How do these unpredictable swings impact these outdoor-centric communities, like Mammoth, where you live?

Dr. Thomas Painter:

The impacts on recreation and on mountain communities are huge. I’m in Mammoth and I’m on the school board. We had an intense drought and we watched as revenues decreased in town, then property values don’t go up, as people aren’t selling houses and therefore the property taxes aren’t there. And that contribution to the school board isn’t there. And, in the school district, we’re having to lay people off, because the cost of benefits continues to go up. It just reaches everywhere in these communities.

If we can have a good handle on the physics of it, the earth science, the societal implications and the financial implications of this, we can actually do something about it. We can actually stem the tide of heading towards where the amplitude keeps getting bigger and bigger and bigger. That’s only going to thrash people more and more. We’re in desperate need of addressing this.

POW:

In communities like Tahoe or around Mammoth, backcountry skiers and riders always have a pulse on the snowpack and are always analyzing avalanche conditions. Do these big swings between drought and large precipitation events make snow study and avalanche analysis even more unpredictable?

Dr. Thomas Painter:

Yes, it’s a huge brain reset. The Sierra usually doesn’t get much depth hoar faceting and the snowpack heals pretty quickly. The very rough rule of thumb is 48 hours after a storm, it’s probably going to be safe. At any rate with a year like this, where it’s been drought riddled, and at times it’s been quite cold, you can have a lot of faceting and a pretty unstable snow setup. Then, you get a monster snowpack on top of that and it’s nerve-racking. In terms of recreation and backcountry skiing, because you’re getting such a huge dump, you have to look at it carefully. And you have to not go out there because you’ve got such a discrepancy from the snowpack that you had leading up to it.

POW:

What about the actual ski resorts? From afar, people see 100 inches of snow and think the skiing must be great, but it can actually be a bit nightmarish, right?

Dr. Thomas Painter:

Yeah, right now there’s no uphill travel to the ski area. And people are stuck down in Bishop, people are stuck on side streets. It does tend to be a pulse of excitement, a pulse of snow and a pulse of travel fiasco. But then, Lordy, it’s going to be awesome on Friday. 

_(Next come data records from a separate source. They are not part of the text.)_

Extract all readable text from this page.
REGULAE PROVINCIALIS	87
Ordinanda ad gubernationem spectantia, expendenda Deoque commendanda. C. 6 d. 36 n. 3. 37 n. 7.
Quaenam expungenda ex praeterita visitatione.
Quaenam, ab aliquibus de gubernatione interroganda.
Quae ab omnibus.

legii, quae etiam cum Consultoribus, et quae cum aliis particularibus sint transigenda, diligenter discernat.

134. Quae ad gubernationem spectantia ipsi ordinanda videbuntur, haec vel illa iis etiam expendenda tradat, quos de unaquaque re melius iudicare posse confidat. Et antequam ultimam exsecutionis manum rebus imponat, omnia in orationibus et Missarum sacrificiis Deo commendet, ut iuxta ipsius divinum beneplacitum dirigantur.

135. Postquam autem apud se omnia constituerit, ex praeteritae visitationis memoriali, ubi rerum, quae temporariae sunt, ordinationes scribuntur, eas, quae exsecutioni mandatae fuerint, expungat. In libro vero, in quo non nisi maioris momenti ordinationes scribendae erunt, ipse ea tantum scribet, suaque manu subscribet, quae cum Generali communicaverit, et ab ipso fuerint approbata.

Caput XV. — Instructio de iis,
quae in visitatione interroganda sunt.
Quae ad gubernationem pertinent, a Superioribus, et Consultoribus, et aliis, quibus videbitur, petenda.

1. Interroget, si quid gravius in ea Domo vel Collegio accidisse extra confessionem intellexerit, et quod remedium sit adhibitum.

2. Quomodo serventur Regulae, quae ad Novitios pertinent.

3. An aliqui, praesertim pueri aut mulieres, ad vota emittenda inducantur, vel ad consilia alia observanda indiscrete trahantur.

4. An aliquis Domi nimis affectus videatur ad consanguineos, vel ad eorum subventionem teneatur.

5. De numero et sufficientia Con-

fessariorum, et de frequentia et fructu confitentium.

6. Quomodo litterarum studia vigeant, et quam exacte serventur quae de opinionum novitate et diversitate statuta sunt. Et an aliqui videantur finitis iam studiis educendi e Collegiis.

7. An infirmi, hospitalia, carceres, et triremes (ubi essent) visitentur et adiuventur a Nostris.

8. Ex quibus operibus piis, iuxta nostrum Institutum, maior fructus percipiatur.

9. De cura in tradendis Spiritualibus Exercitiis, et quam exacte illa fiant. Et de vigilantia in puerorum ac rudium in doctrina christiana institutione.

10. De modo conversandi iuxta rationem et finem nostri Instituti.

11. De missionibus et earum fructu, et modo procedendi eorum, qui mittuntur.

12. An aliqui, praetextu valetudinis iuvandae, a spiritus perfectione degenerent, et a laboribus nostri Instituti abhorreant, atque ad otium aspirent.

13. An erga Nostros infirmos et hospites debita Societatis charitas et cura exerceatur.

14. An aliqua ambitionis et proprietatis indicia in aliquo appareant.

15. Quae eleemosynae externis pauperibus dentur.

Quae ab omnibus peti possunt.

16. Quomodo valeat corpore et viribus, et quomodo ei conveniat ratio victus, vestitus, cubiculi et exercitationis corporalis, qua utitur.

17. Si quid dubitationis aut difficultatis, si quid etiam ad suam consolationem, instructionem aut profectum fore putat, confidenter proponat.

But, the other thing is when I look out during these big atmospheric rivers and I look at every snowflake, every snowflake is extending the spring skiing season. And that makes me really happy. The other thing is every snowflake keeps us on an earth with snow. I study snow, but I study snow because I love snow. I’m obsessed with it. And if I was a tattoo person, I’d have a snowflake tattoo right here on my forehead. For me, every time it snows, and in particular, with these kinds of dumps, it’s a breath of fresh air of still being able to have snow on earth this way and to ski and to have that chance to still save this kind of snow.